ベートーヴェンが完成させた唯一のオペラ。1805年の初演以降、何度か改定されている。

ベートーヴェンというと、交響曲、弦楽四重奏、ピアノソナタなど、厳格な構成のがっちりとした器楽曲のイメージが強い。

しかし、その一方で多くの歌曲も作曲しており、このオペラでは、運命交響曲とは違ったベートーヴェンを楽しむことができる。

原作は、当時の時代背景を反映した自由主義思想の内容で、牢屋に囚われた政治犯の夫を救う、献身的だが行動力のある妻、レオノーレが主人公。
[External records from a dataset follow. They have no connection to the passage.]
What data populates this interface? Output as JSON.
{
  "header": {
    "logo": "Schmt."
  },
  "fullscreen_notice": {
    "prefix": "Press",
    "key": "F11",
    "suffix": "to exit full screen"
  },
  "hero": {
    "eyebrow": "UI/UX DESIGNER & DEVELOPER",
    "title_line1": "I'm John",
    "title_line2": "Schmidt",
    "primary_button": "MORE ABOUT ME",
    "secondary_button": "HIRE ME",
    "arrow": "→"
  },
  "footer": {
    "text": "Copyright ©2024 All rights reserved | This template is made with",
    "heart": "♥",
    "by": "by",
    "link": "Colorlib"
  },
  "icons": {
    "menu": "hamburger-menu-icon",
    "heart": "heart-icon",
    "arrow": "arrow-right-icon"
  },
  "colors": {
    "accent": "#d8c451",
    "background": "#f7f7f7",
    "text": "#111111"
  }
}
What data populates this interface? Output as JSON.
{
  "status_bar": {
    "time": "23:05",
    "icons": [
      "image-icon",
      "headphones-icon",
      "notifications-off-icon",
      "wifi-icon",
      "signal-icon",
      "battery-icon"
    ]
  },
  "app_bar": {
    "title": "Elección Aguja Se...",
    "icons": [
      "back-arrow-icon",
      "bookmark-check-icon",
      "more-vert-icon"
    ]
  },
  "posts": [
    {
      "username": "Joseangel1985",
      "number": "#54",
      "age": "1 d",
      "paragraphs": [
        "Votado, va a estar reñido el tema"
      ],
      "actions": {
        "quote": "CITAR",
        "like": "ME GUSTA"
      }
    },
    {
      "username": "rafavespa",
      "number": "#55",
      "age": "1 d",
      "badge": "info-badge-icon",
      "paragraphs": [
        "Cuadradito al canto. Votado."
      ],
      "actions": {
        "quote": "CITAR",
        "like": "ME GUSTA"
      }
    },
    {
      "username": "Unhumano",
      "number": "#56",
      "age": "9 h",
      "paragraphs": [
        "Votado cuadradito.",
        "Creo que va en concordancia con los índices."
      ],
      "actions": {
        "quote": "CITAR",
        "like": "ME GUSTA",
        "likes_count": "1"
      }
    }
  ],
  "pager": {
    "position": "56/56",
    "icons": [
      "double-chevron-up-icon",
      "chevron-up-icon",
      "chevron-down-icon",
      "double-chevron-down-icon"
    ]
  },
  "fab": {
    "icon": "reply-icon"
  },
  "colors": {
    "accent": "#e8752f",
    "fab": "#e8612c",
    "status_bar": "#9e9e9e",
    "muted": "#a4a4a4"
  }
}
レオノーレが、男装して牢に忍び込むのだが、そのとき使った名前が、フィデリオ。

牢の中という閉鎖された空間で繰り広げられる愛憎劇は、イタリアの激情的なオペラのようでもあり、後のワーグナーの陰鬱な神々の世界をも予感させる。

特に、主要な出演者が揃って、合唱も交えて歌うフィナーレは、圧倒的な迫力で聞くものに迫り、後の第9を連想させる。

2013年9月にドイツのボンで行われた、ベートーヴェン音楽祭公演での演奏は、台詞部分を省いた、演奏会形式での公演。

ベートーヴェンの音楽面がより強調された内容となった。

指揮はパーヴォ・ヤルヴィ、演奏はドイツ・カンマーフィルハーモニー管弦楽団。

フロレスタンにブルクハルト・フリッツ、レオノーレにセシル・ペラン、ロッコにディミトリー・イヴァシュチェンコ、マルツェリーネにモイカ・エルドマンという配役。